According to LaBrecque, the only time having offshore wind would be beneficial would be during the winter months when houses need far more electricity for heat. During the rest of the year homes don’t use as much electricity, meaning that excess electrical energy created by the turbines would have to be stored. Because electrical energy doesn’t store as well as natural gas or oil it would be far less efficient.

 

“You still need oil for those cold days, the coldest parts of the year because the liquid fuel in your cellar is equivalent to seven Maine Yankee nuclear power plant running for 30 days,” LaBrecque said. “One gallon of gasoline has 36 kilowatt hours of energy whereas one Nissan Leaf has 660 pounds of batteries that only stores electrical energy for 24 kilowatt hours. So you get less energy storage from 100 times the weight.”

 

Instead of focusing on wind, LaBrecque believes that there are far better alternatives. Heat pumps are refrigeration units that take air from outside and energize it so that it can heat homes. These pumps operate at 300 percent efficiency, meaning that, without disobeying the laws of physics, they can electrically convert the cold air coming into the pump and release it as hot air n the other side. According to LaBrecque, some heat pump units developed within the last couple of years have been capable of pulling heat out of air as cold as -400 degrees fahrenheit.

 

“Four hundred thirty four thousand [households] in Maine have oil,” LaBrecque said. “If a plant goes down in the winter, with a smart grid you can shut down a bunch of heat pumps and the house reverts back to oil. So now, all of the electrical generators can be utilized which will drop the cost of electricity below what it is today.

 

“You can draw 40 percent more electricity across power lines in the winter than you can in the summer because the lines are refrigerated,” LaBrecque said. “If you have twice the amount of kilowatts going over the lines, your distribution cost is going to be halved because the [energy] cost is fixed.”

 

One other alternative that has been explored in the past is large scale hydropower from Canada. Hydro-Quebec is a government owned hydroelectric facility that is capable of producing up to 36,000 megawatts of electricity, 98 percent of which is created through use of water.

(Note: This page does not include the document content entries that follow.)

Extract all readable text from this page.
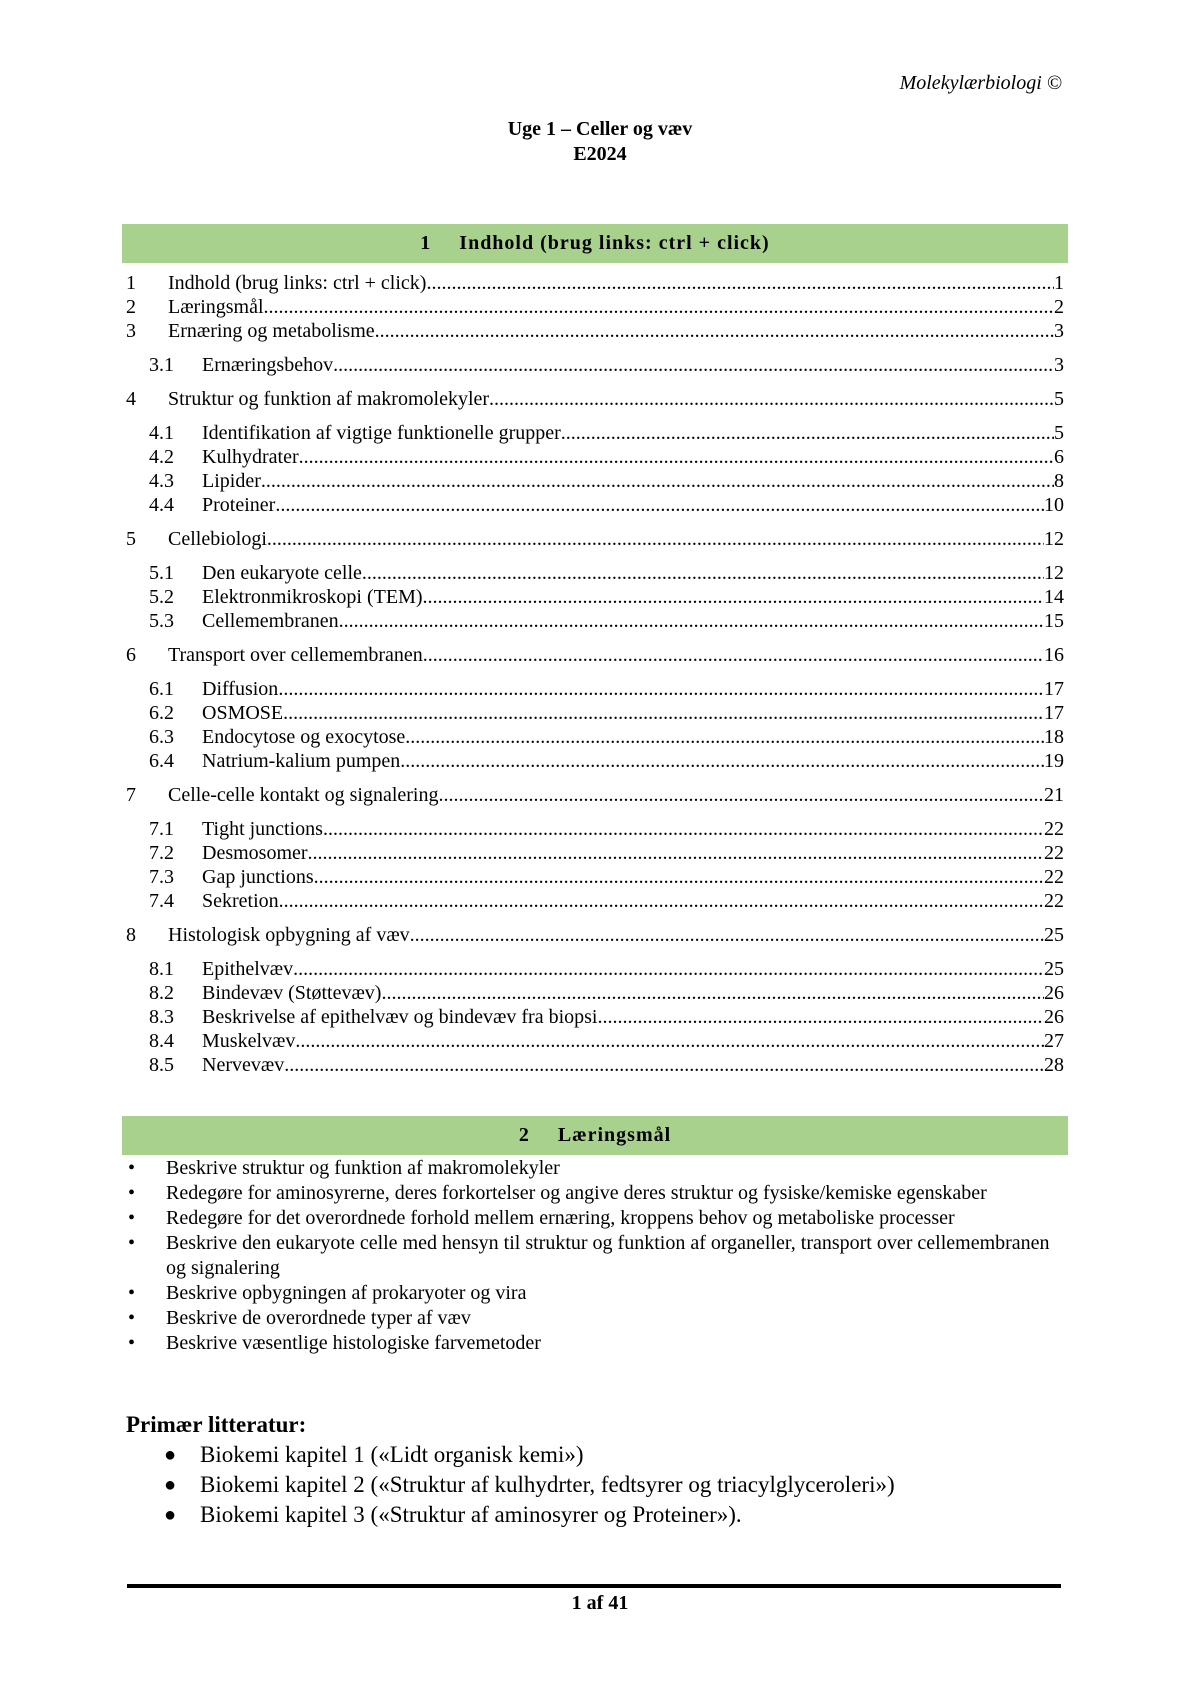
Molekylærbiologi ©
Uge 1 – Celler og væv
E2024
1 Indhold (brug links: ctrl + click)
1 Indhold (brug links: ctrl + click) .....	1
2 Læringsmål .....	2
3 Ernæring og metabolisme .....	3
3.1 Ernæringsbehov .....	3
4 Struktur og funktion af makromolekyler .....	5
4.1 Identifikation af vigtige funktionelle grupper .....	5
4.2 Kulhydrater .....	6
4.3 Lipider .....	8
4.4 Proteiner .....	10
5 Cellebiologi .....	12
5.1 Den eukaryote celle .....	12
5.2 Elektronmikroskopi (TEM) .....	14
5.3 Cellemembranen .....	15
6 Transport over cellemembranen .....	16
6.1 Diffusion .....	17
6.2 OSMOSE .....	17
6.3 Endocytose og exocytose .....	18
6.4 Natrium-kalium pumpen .....	19
7 Celle-celle kontakt og signalering .....	21
7.1 Tight junctions .....	22
7.2 Desmosomer .....	22
7.3 Gap junctions .....	22
7.4 Sekretion .....	22
8 Histologisk opbygning af væv .....	25
8.1 Epithelvæv .....	25
8.2 Bindevæv (Støttevæv) .....	26
8.3 Beskrivelse af epithelvæv og bindevæv fra biopsi .....	26
8.4 Muskelvæv .....	27
8.5 Nervevæv .....	28
2 Læringsmål
• Beskrive struktur og funktion af makromolekyler
• Redegøre for aminosyrerne, deres forkortelser og angive deres struktur og fysiske/kemiske egenskaber
• Redegøre for det overordnede forhold mellem ernæring, kroppens behov og metaboliske processer
• Beskrive den eukaryote celle med hensyn til struktur og funktion af organeller, transport over cellemembranen og signalering
• Beskrive opbygningen af prokaryoter og vira
• Beskrive de overordnede typer af væv
• Beskrive væsentlige histologiske farvemetoder
Primær litteratur:
● Biokemi kapitel 1 («Lidt organisk kemi»)
● Biokemi kapitel 2 («Struktur af kulhydrter, fedtsyrer og triacylglyceroleri»)
● Biokemi kapitel 3 («Struktur af aminosyrer og Proteiner»).
1 af 41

Also, their export price for electricity would be the same as natural gas, which is lower than the 23 cents per kilowatt hour offered by offshore wind.

 

“The people of this state … all think windmills are going to replace oil. It’s coming from an uninformed public,” LaBrecque said. “Everybody wants a simple solution. Just build this great big mammoth thing and our problems are gone. People don’t have a perspective of what they’re buying here. People don’t understand that they aren’t going to get off oil by building these windmills.”

 

With so much money on the line, it is important to proceed with caution with projects such as this. A failure could leave Maine in worse condition than it is now. However, if this venture into offshore wind is successful, it could revolutionize the alternative energy industry on a global level and create an entirely new market with thousands of new jobs here in Maine, catapulting the state to the forefront of global alternative energy: a truly exciting prospect.